Monday, September 19, 2016

Replication from Oracle to MariaDB - Part 3

This is the third part of a series of blogs on how to do Change Data Capture from Oracle in an effort to be able to replicate that data to MariaDB. Part 1 dealt with some basics on the Oracle side of things regarding the Oracle redo log which we use as a source for out CDC efforts and Part 2 was about how to get this to work.

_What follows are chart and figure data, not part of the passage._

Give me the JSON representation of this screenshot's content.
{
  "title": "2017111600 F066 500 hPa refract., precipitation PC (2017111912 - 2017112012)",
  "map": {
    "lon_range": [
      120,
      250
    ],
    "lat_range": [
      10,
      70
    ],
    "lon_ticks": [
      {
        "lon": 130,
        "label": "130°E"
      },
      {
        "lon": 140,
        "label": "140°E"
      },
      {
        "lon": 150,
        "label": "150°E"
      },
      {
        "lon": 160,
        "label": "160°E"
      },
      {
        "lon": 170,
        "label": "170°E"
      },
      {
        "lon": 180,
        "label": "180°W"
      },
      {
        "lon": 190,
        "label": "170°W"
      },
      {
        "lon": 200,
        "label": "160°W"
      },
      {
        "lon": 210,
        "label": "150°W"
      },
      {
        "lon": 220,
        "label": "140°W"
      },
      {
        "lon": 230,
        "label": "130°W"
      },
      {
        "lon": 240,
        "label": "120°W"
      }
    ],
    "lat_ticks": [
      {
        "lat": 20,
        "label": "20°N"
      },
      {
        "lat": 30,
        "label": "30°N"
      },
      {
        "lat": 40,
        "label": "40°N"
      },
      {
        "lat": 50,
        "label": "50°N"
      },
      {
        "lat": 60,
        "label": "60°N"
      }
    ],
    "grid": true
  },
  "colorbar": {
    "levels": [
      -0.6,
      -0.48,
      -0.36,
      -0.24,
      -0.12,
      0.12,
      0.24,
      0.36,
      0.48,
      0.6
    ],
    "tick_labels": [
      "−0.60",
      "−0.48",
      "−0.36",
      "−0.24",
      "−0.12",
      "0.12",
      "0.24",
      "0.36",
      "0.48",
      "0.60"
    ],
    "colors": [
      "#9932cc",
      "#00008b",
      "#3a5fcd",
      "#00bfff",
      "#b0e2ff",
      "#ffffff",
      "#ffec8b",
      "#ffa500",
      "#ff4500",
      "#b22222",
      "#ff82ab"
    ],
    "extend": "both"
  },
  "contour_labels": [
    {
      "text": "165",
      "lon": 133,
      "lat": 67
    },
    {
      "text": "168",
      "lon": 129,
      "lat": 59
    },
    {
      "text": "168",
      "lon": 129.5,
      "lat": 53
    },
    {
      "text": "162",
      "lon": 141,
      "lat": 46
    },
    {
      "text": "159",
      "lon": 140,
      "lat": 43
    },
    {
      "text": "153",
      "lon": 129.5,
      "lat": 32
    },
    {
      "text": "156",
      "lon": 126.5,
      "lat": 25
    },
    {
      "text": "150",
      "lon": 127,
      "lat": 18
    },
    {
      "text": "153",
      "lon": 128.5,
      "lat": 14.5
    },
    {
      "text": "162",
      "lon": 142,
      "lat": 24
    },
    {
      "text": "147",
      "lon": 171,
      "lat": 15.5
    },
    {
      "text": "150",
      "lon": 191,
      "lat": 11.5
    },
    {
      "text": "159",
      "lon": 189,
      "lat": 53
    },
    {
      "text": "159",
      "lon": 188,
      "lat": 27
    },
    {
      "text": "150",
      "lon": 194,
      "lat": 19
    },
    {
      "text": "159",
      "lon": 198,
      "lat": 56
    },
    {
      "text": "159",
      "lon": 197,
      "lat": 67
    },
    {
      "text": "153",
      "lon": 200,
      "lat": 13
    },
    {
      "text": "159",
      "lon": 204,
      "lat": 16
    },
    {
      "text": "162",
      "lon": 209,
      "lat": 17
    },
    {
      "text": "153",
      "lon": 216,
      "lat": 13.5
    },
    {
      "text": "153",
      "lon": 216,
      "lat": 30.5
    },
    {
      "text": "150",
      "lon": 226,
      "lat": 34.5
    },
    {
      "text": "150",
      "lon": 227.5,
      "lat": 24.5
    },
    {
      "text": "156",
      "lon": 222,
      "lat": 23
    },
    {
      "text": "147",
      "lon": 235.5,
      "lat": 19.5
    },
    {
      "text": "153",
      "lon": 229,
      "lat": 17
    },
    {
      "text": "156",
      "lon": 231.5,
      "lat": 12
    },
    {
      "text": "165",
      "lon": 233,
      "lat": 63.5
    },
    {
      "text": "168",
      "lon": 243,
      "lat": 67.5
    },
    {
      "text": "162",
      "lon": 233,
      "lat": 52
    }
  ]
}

We left part2 with an example of how to Replicate INSERTs from Oracle to MariaDB, but that is hardly good enough, we also have to deal with UPDATE and DELETE to make it at least somewhat complete, and this is what we will have a look at in this post.

And I know what you are asking your selves now, you spent all that time explaining the Oracle ROWID and then you never used that. That was an awful waste of time. And no, it wasn't a waste, we will put it to good use now when we look at UPDATEs.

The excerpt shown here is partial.